By Phoebe Nadupoi
He was a celebrated Safari Guide doing what he loved in a landscape he knew, like the palm of his hands. Then, he got thrust into an emerging space and took up conservation leadership. DANIEL SOPIA has been at the helm of Mara Conservancies’ regional body since 2017, helping communities to create and develop conservancies as a sustainable form of land use, highlighting the need to continuously invest in the landscape for people, nature, and climate. PHOEBE NADUPOI chatted with him and now shares his thoughts about leading conservation in the Mara.
You were a celebrated Safari Guide then you got thrust into conservation leadership. How did that change you?
That transition changed me from a business-focused to a community-focused person; I became a nurturer, mentor, and leader. But the change was natural as I had worked in the tourism industry and understood the potential impact of tourism in transforming community livelihoods through conservation. That realisation made my transition from tourism work to supporting the community to explore ways they could benefit from tourism. Conservation was the vehicle through which the community could benefit from tourism.
Conservancies were already transacting business before the establishment of MMWCA, as there were eight conservancies by 2013. What has changed since MMWCA’s establishment?
MMWCA was able to provide better coordination and amplify conservation benefits to the local people, which led to a mindset change and eventual behaviour change resulting in the establishment of more conservancies. More and more people came out to put their land into conservation.
Besides coordination, we strengthened conservancies’ governance, ensuring they had proper structures in place and could bring landowners together, as well as ensuring there was equity and clear benefit-sharing mechanisms.
Why does MMWCA’s work count?
MMWCA gives a voice to the conservancies and plays an advocacy role, thereby acting as a link between the community, government, and other critical players. MMWCA brings the much-needed resources to fill the gap that tourism leaves.
What’s the role of the Maasai Community conservation? (What’s the investment of the local community? What price do they pay for the protection of biodiversity?)
The Maasai are conservationists by nature and have taken wildlife as part of nature with a right to live, and their way of life has enabled coexistence between people and their livestock and wildlife. Indeed, the Maasai community has contributed to the successful biodiversity protection in the Mara, but they have paid the price. The interactions with wildlife have cost them lives and livelihoods, yet they have chosen to have their land in conservation to protect natural resources. The Maasai have made sacrifices for the sake of the country and the world at large.

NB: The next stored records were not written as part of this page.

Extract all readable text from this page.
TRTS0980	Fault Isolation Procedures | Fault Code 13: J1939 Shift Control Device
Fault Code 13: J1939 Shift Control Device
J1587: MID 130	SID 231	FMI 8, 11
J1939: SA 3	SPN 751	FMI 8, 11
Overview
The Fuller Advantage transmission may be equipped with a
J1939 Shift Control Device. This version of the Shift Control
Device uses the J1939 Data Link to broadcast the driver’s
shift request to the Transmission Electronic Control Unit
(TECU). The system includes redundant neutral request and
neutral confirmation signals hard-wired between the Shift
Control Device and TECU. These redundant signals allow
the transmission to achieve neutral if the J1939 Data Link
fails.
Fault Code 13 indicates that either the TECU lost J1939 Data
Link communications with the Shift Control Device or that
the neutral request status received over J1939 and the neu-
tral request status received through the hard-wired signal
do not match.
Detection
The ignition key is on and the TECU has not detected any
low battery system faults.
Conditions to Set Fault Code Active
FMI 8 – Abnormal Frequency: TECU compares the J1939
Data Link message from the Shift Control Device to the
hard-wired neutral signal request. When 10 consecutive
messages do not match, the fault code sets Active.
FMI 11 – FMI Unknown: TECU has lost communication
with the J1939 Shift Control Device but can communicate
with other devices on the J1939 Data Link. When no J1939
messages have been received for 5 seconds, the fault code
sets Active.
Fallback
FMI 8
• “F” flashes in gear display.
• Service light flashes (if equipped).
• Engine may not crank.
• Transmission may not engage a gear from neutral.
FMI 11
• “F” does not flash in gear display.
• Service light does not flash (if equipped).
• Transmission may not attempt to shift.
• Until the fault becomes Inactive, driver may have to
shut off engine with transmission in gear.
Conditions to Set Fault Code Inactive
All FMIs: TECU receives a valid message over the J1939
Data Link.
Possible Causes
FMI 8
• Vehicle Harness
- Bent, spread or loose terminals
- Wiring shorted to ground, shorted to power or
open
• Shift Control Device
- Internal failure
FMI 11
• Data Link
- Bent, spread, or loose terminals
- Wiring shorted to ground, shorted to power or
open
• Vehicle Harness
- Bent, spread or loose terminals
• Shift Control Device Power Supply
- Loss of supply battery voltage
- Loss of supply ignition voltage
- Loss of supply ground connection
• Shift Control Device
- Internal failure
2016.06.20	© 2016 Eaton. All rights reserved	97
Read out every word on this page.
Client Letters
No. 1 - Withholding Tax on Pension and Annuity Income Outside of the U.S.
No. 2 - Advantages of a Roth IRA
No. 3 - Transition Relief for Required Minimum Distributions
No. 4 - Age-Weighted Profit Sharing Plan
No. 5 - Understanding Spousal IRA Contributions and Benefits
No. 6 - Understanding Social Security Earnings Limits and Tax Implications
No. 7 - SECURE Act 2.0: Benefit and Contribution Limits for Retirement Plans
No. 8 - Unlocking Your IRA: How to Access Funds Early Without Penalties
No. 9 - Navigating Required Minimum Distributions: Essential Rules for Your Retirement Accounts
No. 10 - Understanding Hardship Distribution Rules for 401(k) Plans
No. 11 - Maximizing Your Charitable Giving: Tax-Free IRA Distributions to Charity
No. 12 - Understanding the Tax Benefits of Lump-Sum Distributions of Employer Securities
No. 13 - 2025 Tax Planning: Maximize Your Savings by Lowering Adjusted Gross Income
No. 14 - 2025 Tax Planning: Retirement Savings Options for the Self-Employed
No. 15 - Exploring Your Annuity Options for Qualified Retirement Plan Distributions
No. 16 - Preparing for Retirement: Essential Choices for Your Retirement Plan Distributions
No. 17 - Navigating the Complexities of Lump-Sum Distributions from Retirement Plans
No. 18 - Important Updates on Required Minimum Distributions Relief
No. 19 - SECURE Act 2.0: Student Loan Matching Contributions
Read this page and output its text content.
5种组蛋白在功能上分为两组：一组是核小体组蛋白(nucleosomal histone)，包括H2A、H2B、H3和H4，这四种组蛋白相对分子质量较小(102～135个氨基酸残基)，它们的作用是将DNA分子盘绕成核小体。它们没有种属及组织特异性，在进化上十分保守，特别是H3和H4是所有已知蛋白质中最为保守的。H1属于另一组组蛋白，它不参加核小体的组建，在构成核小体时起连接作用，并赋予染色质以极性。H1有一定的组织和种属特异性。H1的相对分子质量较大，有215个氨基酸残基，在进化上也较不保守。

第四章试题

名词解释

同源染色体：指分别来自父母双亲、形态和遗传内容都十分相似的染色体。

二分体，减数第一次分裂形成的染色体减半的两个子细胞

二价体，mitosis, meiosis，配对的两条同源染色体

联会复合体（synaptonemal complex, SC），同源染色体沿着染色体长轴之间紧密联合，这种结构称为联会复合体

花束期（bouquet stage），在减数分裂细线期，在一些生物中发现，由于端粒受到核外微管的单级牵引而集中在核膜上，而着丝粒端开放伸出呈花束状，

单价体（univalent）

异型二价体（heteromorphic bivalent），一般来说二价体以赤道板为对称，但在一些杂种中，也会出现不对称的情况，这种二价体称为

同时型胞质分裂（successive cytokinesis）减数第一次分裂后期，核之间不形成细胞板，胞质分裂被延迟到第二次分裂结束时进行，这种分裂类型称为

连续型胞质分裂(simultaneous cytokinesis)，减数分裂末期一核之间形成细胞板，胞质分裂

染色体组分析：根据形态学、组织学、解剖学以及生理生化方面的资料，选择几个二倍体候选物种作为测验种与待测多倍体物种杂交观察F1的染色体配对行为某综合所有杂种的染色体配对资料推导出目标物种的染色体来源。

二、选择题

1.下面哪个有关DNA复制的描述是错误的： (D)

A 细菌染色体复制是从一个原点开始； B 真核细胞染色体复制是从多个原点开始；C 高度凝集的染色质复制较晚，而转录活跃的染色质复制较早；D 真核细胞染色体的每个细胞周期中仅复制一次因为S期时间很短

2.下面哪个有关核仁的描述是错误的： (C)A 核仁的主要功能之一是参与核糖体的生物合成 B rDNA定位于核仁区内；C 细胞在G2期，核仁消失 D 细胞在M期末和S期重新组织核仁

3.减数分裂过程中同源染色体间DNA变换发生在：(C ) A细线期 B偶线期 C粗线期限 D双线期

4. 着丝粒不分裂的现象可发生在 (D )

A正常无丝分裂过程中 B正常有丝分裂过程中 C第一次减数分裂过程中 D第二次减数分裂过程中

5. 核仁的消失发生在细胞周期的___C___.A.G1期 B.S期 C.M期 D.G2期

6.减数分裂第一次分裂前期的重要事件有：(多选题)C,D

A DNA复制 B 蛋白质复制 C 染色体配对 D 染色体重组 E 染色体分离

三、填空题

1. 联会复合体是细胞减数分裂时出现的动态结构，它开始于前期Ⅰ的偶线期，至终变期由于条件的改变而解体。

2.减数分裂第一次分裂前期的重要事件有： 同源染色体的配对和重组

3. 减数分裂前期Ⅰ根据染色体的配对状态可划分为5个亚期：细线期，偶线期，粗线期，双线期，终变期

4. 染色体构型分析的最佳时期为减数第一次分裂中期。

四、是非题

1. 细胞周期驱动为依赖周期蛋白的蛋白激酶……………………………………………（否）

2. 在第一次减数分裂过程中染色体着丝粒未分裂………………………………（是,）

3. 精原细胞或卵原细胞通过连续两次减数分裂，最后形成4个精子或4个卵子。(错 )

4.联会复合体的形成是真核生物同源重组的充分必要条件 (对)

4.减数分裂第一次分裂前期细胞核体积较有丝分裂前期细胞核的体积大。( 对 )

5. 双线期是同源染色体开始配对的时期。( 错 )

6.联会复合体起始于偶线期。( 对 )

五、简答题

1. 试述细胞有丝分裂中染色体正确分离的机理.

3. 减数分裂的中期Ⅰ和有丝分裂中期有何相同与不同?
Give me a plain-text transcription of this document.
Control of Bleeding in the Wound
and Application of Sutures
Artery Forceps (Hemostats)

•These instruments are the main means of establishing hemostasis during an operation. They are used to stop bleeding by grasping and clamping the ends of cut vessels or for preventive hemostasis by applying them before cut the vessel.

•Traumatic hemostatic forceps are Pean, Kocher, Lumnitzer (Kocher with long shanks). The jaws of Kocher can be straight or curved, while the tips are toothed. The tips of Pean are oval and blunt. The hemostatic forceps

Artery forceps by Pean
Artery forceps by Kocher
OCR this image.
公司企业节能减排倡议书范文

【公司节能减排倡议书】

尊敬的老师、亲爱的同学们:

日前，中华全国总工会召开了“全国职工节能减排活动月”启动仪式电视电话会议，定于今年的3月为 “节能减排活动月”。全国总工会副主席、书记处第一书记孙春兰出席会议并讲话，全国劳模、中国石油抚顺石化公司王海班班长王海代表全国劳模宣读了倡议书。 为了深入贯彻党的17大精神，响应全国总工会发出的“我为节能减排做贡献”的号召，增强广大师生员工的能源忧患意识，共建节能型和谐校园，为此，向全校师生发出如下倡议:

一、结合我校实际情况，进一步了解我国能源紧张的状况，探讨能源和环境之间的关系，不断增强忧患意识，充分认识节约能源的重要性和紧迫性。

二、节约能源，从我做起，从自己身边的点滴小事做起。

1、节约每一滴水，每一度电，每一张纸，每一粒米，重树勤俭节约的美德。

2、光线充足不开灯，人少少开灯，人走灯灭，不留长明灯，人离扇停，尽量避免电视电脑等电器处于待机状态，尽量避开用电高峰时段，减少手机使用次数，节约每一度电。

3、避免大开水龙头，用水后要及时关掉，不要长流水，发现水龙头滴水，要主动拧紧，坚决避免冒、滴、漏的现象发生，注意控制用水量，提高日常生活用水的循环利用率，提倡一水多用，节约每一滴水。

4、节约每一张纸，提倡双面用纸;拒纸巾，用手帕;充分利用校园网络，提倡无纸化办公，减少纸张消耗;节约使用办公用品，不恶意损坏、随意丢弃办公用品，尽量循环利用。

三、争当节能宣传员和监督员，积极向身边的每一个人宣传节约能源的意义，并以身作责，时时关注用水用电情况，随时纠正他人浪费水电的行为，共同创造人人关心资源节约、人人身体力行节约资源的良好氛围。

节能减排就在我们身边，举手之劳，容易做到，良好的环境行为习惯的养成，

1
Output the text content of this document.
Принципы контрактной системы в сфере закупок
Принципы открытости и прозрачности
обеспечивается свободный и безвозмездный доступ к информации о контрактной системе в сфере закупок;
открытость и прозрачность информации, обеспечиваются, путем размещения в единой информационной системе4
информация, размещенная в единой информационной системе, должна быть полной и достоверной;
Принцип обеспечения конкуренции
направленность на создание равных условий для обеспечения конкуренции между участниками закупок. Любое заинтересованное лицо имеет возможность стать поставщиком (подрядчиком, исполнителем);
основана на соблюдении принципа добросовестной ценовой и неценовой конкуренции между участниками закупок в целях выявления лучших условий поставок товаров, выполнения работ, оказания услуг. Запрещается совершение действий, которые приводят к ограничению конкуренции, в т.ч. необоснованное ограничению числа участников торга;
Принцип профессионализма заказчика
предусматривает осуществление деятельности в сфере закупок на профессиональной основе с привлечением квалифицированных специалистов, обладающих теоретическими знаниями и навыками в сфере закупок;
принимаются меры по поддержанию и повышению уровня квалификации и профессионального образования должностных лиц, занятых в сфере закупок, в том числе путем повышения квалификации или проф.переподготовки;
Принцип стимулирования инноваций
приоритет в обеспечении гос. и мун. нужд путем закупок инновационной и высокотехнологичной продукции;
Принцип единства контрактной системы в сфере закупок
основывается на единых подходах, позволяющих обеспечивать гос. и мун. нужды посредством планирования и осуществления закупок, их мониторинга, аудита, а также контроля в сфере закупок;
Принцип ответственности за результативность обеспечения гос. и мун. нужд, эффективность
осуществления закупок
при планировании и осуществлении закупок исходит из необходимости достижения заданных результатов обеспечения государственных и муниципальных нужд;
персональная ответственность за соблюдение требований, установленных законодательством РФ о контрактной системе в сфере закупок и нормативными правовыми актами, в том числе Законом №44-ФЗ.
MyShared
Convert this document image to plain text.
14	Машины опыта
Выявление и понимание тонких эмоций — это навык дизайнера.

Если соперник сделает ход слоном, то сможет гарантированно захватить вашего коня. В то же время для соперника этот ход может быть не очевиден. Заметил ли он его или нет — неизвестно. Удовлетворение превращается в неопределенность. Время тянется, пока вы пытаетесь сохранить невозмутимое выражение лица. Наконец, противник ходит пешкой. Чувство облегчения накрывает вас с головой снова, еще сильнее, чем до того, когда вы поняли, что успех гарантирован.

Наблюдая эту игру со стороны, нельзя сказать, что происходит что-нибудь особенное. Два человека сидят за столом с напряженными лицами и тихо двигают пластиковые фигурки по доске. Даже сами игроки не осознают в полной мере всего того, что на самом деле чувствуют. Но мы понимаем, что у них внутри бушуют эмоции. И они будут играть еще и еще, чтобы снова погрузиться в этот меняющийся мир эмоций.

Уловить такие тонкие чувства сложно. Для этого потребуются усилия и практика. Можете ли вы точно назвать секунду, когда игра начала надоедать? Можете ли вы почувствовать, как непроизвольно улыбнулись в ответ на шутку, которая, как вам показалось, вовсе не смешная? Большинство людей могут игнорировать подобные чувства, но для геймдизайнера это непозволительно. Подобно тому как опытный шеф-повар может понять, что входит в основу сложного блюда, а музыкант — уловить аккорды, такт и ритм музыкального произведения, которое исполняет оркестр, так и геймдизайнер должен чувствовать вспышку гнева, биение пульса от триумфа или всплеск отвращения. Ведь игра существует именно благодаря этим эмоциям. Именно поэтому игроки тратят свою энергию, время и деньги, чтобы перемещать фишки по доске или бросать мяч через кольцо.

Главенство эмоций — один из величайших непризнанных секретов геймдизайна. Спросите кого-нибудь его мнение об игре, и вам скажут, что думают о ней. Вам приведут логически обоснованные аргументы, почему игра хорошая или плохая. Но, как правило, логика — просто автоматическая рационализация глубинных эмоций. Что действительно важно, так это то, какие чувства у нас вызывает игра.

What gets you out of bed in the morning?
What motivates me is the success and the achievements we have so far recorded, the benefits that the communities are getting from conservation, and the thriving wildlife numbers because of the work that we are doing. These things energise me daily and give me the confidence that our efforts are not in vain.
What are you most proud of about the work of the Association in the last ten years?
I am proud of the relationships we have cultivated amongst various stakeholders who are critical to the well-being of the Maasai Mara Ecosystem, bringing together the community, tourism investors, and the government, among other key players. I am glad we have spearheaded these relationships, which is part of our coordination work, given the community a voice in the industry, and put them at the centre of conservation to make decisions in using and managing natural resources.
What three lessons can you share from your leadership journey and that of MMWCA?
One is that when people come together for the common good, there will be notable results and success. The opposite is true: poor communication and lack of coordination lead to fragmentation, conflict, and unsustainability. The other lesson is that when people come together, they have a voice and can influence important decisions. Coming together also allows us to achieve more; we have notable results because of the collaboration between the community, government, and the private sector.
The Mara Conservancies’ model has proven to be relatively stable; what do you consider threats and challenges we need to manage for conservancies to thrive?
We must ensure that communities continue to benefit as it is a fundamental prerequisite to thriving conservancies. An uncoordinated approach and poor relationships are major risks that can reduce the recorded success and achievements. So, the other vital thing is to ensure the relationships between key players in the conservation space are coordinated well, sharing ideas and lessons and that each stakeholder is meeting their responsibility. Another threat is the changing policies because it can undo the success realised and slow the momentum. So, having a favourable policy environment ensures conservancies and conservation areas continue to thrive and that the people bearing the cost of living with wildlife benefit from it.
What’s the future like for community conservation in the Mara?
The future is promising because of the community’s goodwill and the support, relationship, and trust we have built between various stakeholders in the Mara. These important aspects are the foundations upon which Mara’s future will stand; therefore, we see more conservancies coming up and more people benefitting in the coming years.
What are MMWCA’s priorities for the coming decade?
Our biggest aspiration is to increase the area under conservation for people and wildlife to thrive. We are also looking at strengthening institutions to manage conservancies and conservation areas sustainably for the prosperity of all. Lastly, we will scale our engagement of women and youth as they play a significant role in realising these aspirations.